Hash Table

What is a Hash Table?

A hash table (or hash map) is a data structure that provides an efficient way to store and retrieve data. It uses a technique called hashing to map keys to values, allowing for average-case constant time complexity (O(1)) for operations like insertion, deletion, and lookup.

Key Concepts

Hash Function
- Purpose: A hash function takes an input (or key) and returns an integer known as a hash code. The hash code is then used as an index into an array where the value corresponding to the key is stored.
- Properties: A good hash function should distribute keys uniformly across the hash table to minimize collisions.
Buckets
- Purpose: The array in a hash table is often referred to as a series of buckets, where each bucket can hold multiple key-value pairs.
- Structure: Each bucket corresponds to an index in the array, derived from the hash code of the key.
Collisions
- Definition: Collisions occur when two keys hash to the same index in the array.
- Handling Collisions: There are several strategies to handle collisions, including chaining and open addressing.

Collision Handling Techniques

Chaining
- Description: Each bucket in the hash table contains a list (or another data structure like a linked list) of key-value pairs. When a collision occurs, the new key-value pair is added to the list at the appropriate bucket.
- Pros: Simple to implement and handles collisions effectively.
- Cons: Can degrade to O(n) time complexity if many collisions occur, resulting in long lists.
Open Addressing
- Description: Instead of storing multiple elements in a single bucket, open addressing places each element directly into the array. If a collision occurs, the algorithm probes (or searches) for the next empty slot in the array.
- Probing Methods:
  - Linear Probing: Increment the index by one until an empty slot is found.
  - Quadratic Probing: Use a quadratic function to determine the next slot.
  - Double Hashing: Use a second hash function to determine the step size for probing.
- Pros: Can lead to better cache performance due to fewer linked lists and reduced memory overhead.
- Cons: More complex implementation and can suffer from clustering, where groups of occupied slots create long probe sequences.

Operations on Hash Tables

Insertion
- Calculate the hash code of the key.
- Determine the index from the hash code.
- Place the key-value pair at the appropriate bucket (or probe to find an empty slot in open addressing).
Deletion
- Calculate the hash code of the key.
- Determine the index from the hash code.
- Remove the key-value pair from the bucket or mark the slot as deleted in open addressing.
Lookup
- Calculate the hash code of the key.
- Determine the index from the hash code.
- Retrieve the value from the appropriate bucket or probe for the key in open addressing.

Advantages of Hash Tables

Speed: Average-case constant time complexity (O(1)) for insertion, deletion, and lookup operations.
Efficiency: Efficient memory usage when the load factor (number of elements / number of buckets) is maintained.

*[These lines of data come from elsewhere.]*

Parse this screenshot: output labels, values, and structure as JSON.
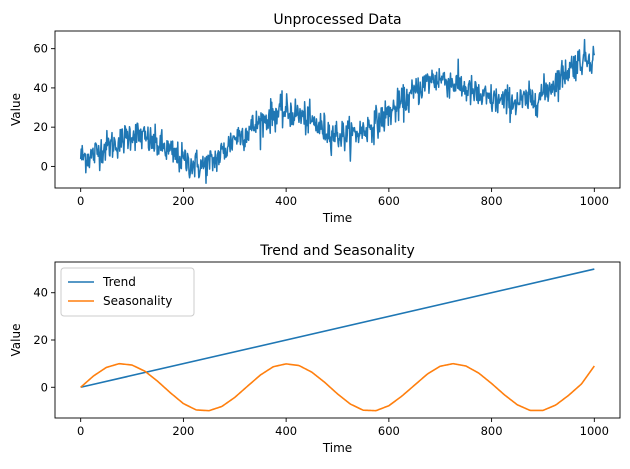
{
  "chart_data": [
    {
      "type": "line",
      "title": "Unprocessed Data",
      "xlabel": "Time",
      "ylabel": "Value",
      "xlim": [
        -50,
        1050
      ],
      "ylim": [
        -11,
        69
      ],
      "xticks": [
        0,
        200,
        400,
        600,
        800,
        1000
      ],
      "yticks": [
        0,
        20,
        40,
        60
      ],
      "series": [
        {
          "color": "#1f77b4",
          "x": [
            0,
            20,
            40,
            60,
            80,
            100,
            120,
            140,
            160,
            180,
            200,
            220,
            240,
            260,
            280,
            300,
            320,
            340,
            360,
            380,
            400,
            420,
            440,
            460,
            480,
            500,
            520,
            540,
            560,
            580,
            600,
            620,
            640,
            660,
            680,
            700,
            720,
            740,
            760,
            780,
            800,
            820,
            840,
            860,
            880,
            900,
            920,
            940,
            960,
            980,
            1000
          ],
          "y": [
            5,
            5,
            9,
            11,
            13,
            17,
            15,
            12,
            10,
            6,
            3,
            1,
            0,
            3,
            8,
            15,
            17,
            21,
            24,
            27,
            28,
            27,
            24,
            21,
            18,
            16,
            16,
            17,
            20,
            23,
            27,
            31,
            35,
            40,
            44,
            45,
            43,
            41,
            38,
            35,
            34,
            33,
            33,
            33,
            34,
            37,
            42,
            47,
            52,
            55,
            56
          ],
          "noise": 4
        }
      ]
    },
    {
      "type": "line",
      "title": "Trend and Seasonality",
      "xlabel": "Time",
      "ylabel": "Value",
      "xlim": [
        -50,
        1050
      ],
      "ylim": [
        -13,
        53
      ],
      "xticks": [
        0,
        200,
        400,
        600,
        800,
        1000
      ],
      "yticks": [
        0,
        20,
        40
      ],
      "legend": "top-left",
      "series": [
        {
          "name": "Trend",
          "color": "#1f77b4",
          "x": [
            0,
            1000
          ],
          "y": [
            0,
            50
          ]
        },
        {
          "name": "Seasonality",
          "color": "#ff7f0e",
          "x": [
            0,
            25,
            50,
            75,
            100,
            125,
            150,
            175,
            200,
            225,
            250,
            275,
            300,
            325,
            350,
            375,
            400,
            425,
            450,
            475,
            500,
            525,
            550,
            575,
            600,
            625,
            650,
            675,
            700,
            725,
            750,
            775,
            800,
            825,
            850,
            875,
            900,
            925,
            950,
            975,
            1000
          ],
          "y": [
            0,
            4.8,
            8.4,
            10,
            9.4,
            6.8,
            2.5,
            -2.4,
            -6.9,
            -9.6,
            -9.9,
            -8.1,
            -4.3,
            0.5,
            5.2,
            8.7,
            9.9,
            9.2,
            6.4,
            2.1,
            -2.8,
            -7.1,
            -9.7,
            -9.9,
            -7.8,
            -3.8,
            0.9,
            5.6,
            8.9,
            10,
            9,
            6,
            1.6,
            -3.2,
            -7.4,
            -9.8,
            -9.8,
            -7.5,
            -3.4,
            1.4,
            9
          ]
        }
      ]
    }
  ]
}
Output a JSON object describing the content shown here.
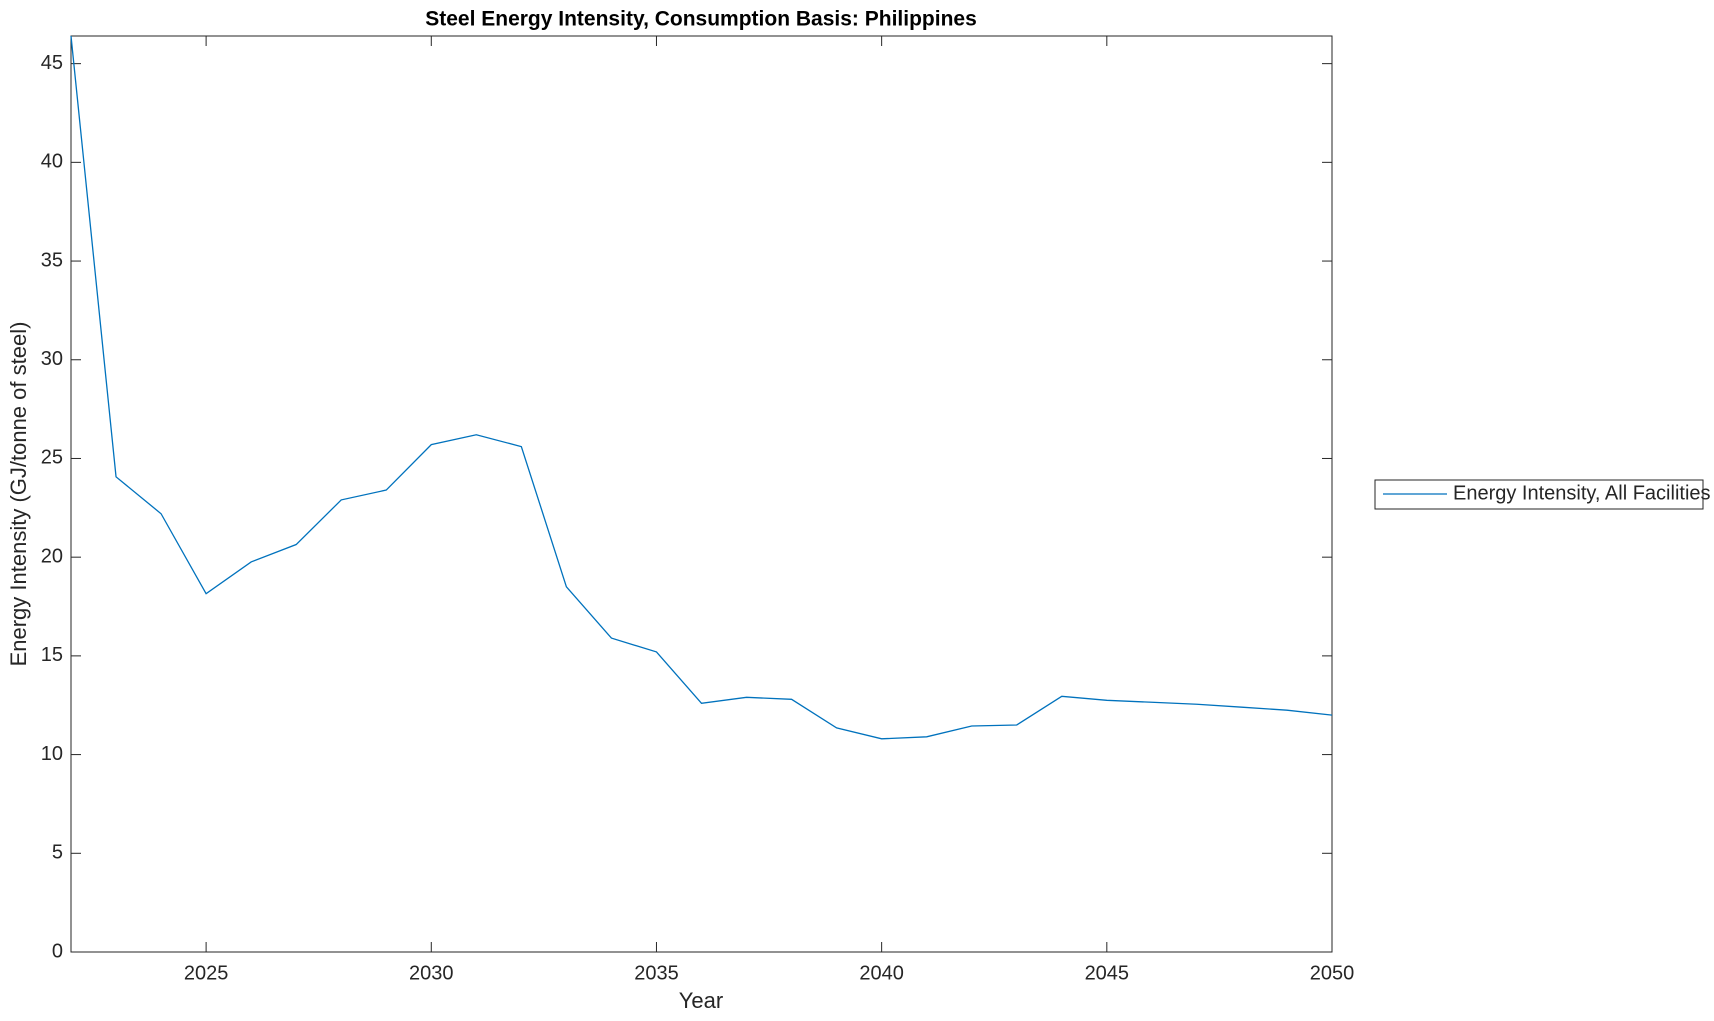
{
  "chart_data": {
    "type": "line",
    "title": "Steel Energy Intensity, Consumption Basis: Philippines",
    "x_label": "Year",
    "y_label": "Energy Intensity (GJ/tonne of steel)",
    "x": [
      2022,
      2023,
      2024,
      2025,
      2026,
      2027,
      2028,
      2029,
      2030,
      2031,
      2032,
      2033,
      2034,
      2035,
      2036,
      2037,
      2038,
      2039,
      2040,
      2041,
      2042,
      2043,
      2044,
      2045,
      2046,
      2047,
      2048,
      2049,
      2050
    ],
    "series": [
      {
        "name": "Energy Intensity, All Facilities",
        "color": "#0072bd",
        "values": [
          46.4,
          24.07,
          22.2,
          18.15,
          19.76,
          20.64,
          22.9,
          23.4,
          25.7,
          26.2,
          25.6,
          18.5,
          15.9,
          15.2,
          12.6,
          12.9,
          12.8,
          11.35,
          10.8,
          10.9,
          11.45,
          11.5,
          12.95,
          12.75,
          12.65,
          12.55,
          12.4,
          12.25,
          12.0
        ]
      }
    ],
    "xlim": [
      2022,
      2050
    ],
    "xticks": [
      2025,
      2030,
      2035,
      2040,
      2045,
      2050
    ],
    "ylim": [
      0,
      46.4
    ],
    "yticks": [
      0,
      5,
      10,
      15,
      20,
      25,
      30,
      35,
      40,
      45
    ],
    "grid": false,
    "legend": "east outside"
  }
}
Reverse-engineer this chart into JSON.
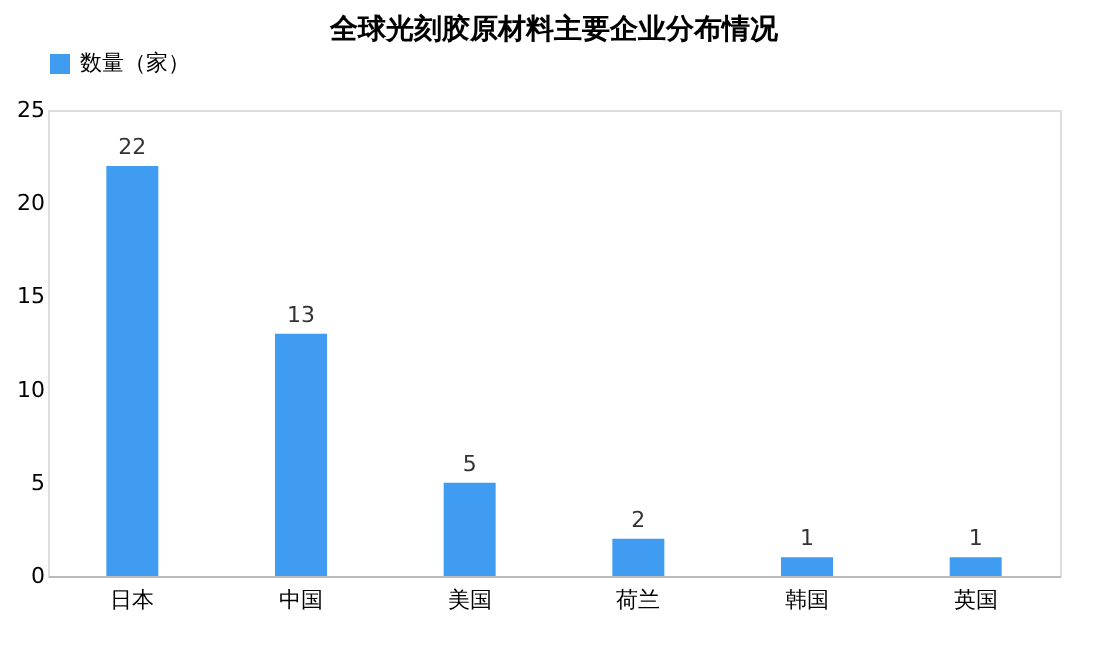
{
  "chart_data": {
    "type": "bar",
    "title": "全球光刻胶原材料主要企业分布情况",
    "categories": [
      "日本",
      "中国",
      "美国",
      "荷兰",
      "韩国",
      "英国"
    ],
    "series": [
      {
        "name": "数量（家）",
        "color": "#3f9cf0",
        "values": [
          22,
          13,
          5,
          2,
          1,
          1
        ]
      }
    ],
    "ylim": [
      0,
      25
    ],
    "yticks": [
      0,
      5,
      10,
      15,
      20,
      25
    ],
    "grid": false,
    "legend": "top",
    "data_labels": true
  }
}
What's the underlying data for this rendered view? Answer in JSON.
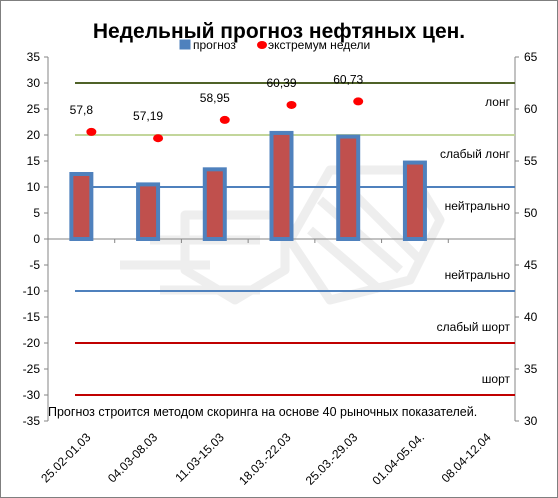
{
  "chart_data": {
    "type": "bar",
    "title": "Недельный прогноз нефтяных цен.",
    "categories": [
      "25.02-01.03",
      "04.03-08.03",
      "11.03-15.03",
      "18.03.-22.03",
      "25.03.-29.03",
      "01.04-05.04.",
      "08.04-12.04"
    ],
    "series": [
      {
        "name": "прогноз",
        "axis": "left",
        "values": [
          12.5,
          10.5,
          13.4,
          20.4,
          19.7,
          14.7,
          null
        ],
        "color": "#c0504d",
        "border_color": "#4f81bd"
      },
      {
        "name": "экстремум недели",
        "axis": "right",
        "type": "scatter",
        "values": [
          57.8,
          57.19,
          58.95,
          60.39,
          60.73,
          null,
          null
        ],
        "labels": [
          "57,8",
          "57,19",
          "58,95",
          "60,39",
          "60,73",
          "",
          ""
        ],
        "color": "#ff0000"
      }
    ],
    "y_left": {
      "lim": [
        -35,
        35
      ],
      "ticks": [
        35,
        30,
        25,
        20,
        15,
        10,
        5,
        0,
        -5,
        -10,
        -15,
        -20,
        -25,
        -30,
        -35
      ]
    },
    "y_right": {
      "lim": [
        30,
        65
      ],
      "ticks": [
        65,
        60,
        55,
        50,
        45,
        40,
        35,
        30
      ]
    },
    "reference_lines": [
      {
        "value": 30,
        "label": "лонг",
        "color": "#4f6228"
      },
      {
        "value": 20,
        "label": "слабый лонг",
        "color": "#c3d69b"
      },
      {
        "value": 10,
        "label": "нейтрально",
        "color": "#4f81bd"
      },
      {
        "value": -10,
        "label": "нейтрально",
        "color": "#4f81bd"
      },
      {
        "value": -20,
        "label": "слабый шорт",
        "color": "#c00000"
      },
      {
        "value": -30,
        "label": "шорт",
        "color": "#c00000"
      }
    ],
    "annotation": "Прогноз строится методом скоринга на основе  40 рыночных показателей.",
    "legend_position": "top",
    "grid": false
  }
}
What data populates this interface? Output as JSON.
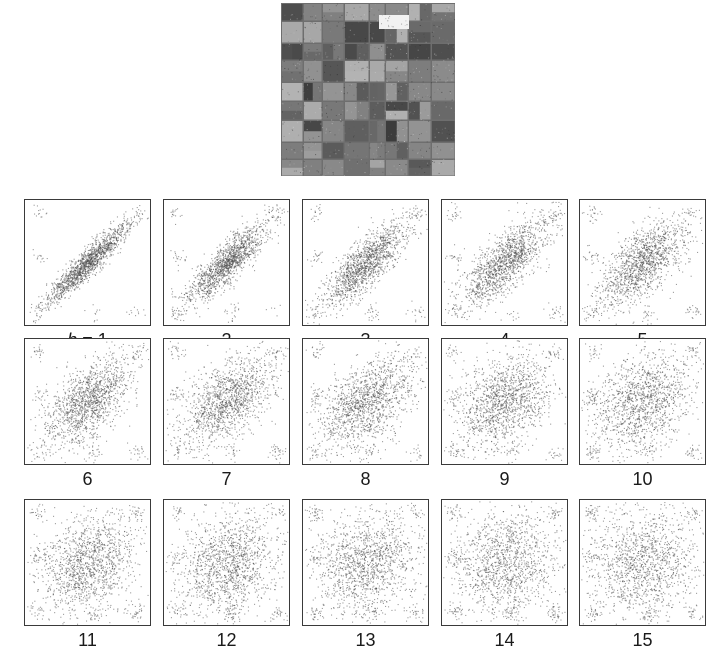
{
  "figure": {
    "image": "grayscale aerial image of agricultural field patches",
    "lag_prefix": "h",
    "lag_equals": " = ",
    "panels": [
      {
        "label": "1",
        "h": 1
      },
      {
        "label": "2",
        "h": 2
      },
      {
        "label": "3",
        "h": 3
      },
      {
        "label": "4",
        "h": 4
      },
      {
        "label": "5",
        "h": 5
      },
      {
        "label": "6",
        "h": 6
      },
      {
        "label": "7",
        "h": 7
      },
      {
        "label": "8",
        "h": 8
      },
      {
        "label": "9",
        "h": 9
      },
      {
        "label": "10",
        "h": 10
      },
      {
        "label": "11",
        "h": 11
      },
      {
        "label": "12",
        "h": 12
      },
      {
        "label": "13",
        "h": 13
      },
      {
        "label": "14",
        "h": 14
      },
      {
        "label": "15",
        "h": 15
      }
    ]
  },
  "colors": {
    "point": "#4a4a4a",
    "frame": "#3a3a3a",
    "background": "#ffffff"
  }
}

Disadvantages of Hash Tables

Collisions: Handling collisions can add complexity and degrade performance.
Memory Overhead: Requires a balance between speed and memory usage, as too many empty buckets waste space, while too few increase collisions.
Complexity: Implementation can be complex, especially with open addressing and probing strategies.

Use Cases

Databases: Hash tables are used in indexing and quick data retrieval.
Caches: Storing recently accessed data for quick lookups.
Symbol Tables: In compilers and interpreters to store variable bindings.
Sets and Maps: Implementing abstract data types like sets and dictionaries.